Some of the reasons the virus appeared to spread so quickly in hospitals and care facilities were, the report said, inadequate hand washing, a failure to properly disinfect surfaces, lack of appropriate physical distancing, not separating infected and non-infected patients, and rotating staff through different areas of hospitals.

They also said that more testing and tracing would be needed in future to control the spread of the virus among healthcare workers.

In recommendations for reducing infections in the future the experts recommended widespread, rapid testing for all staff in hospitals, not just doctors and nurses.

They also called for better surveillance and data for hospital-acquired infection, outbreak investigations for when cases did appear, and more research into cost-effective ways of reducing the spread of the disease.

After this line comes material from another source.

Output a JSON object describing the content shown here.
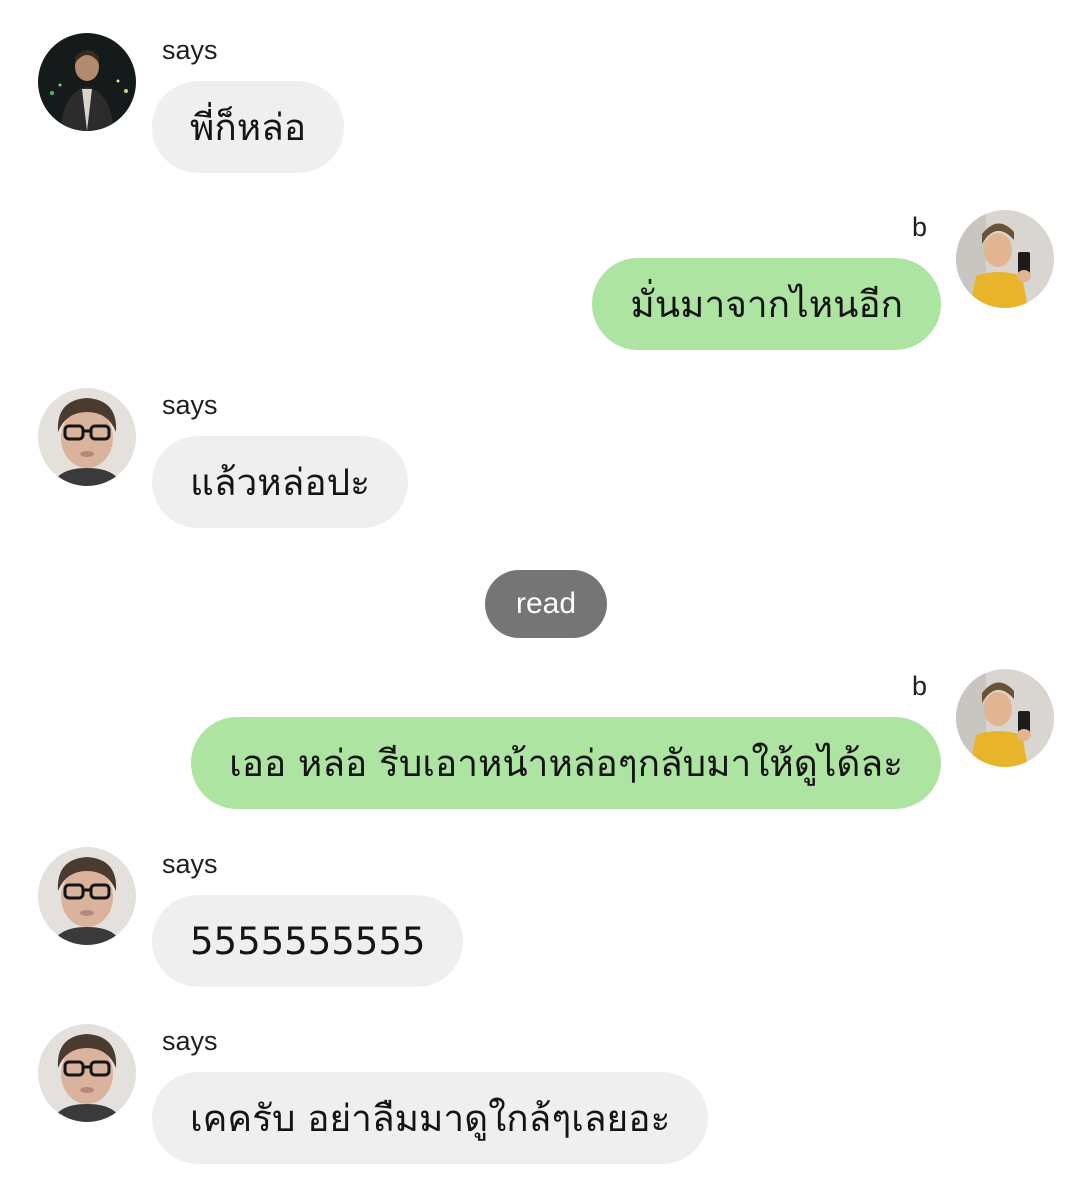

Professor Johnson said: ‘We now better understand the risks of COVID-19 transmission within hospital and care settings although improved data are needed. 

‘As in many countries, outbreaks have occurred and continue to occur, though renewed prevention efforts are now in place. 

‘Now we need to learn from our experience and use our greater understanding of how the pandemic has played out, to ensure we are better prepared to prevent and manage new outbreaks and a potential second wave, protecting everyone.’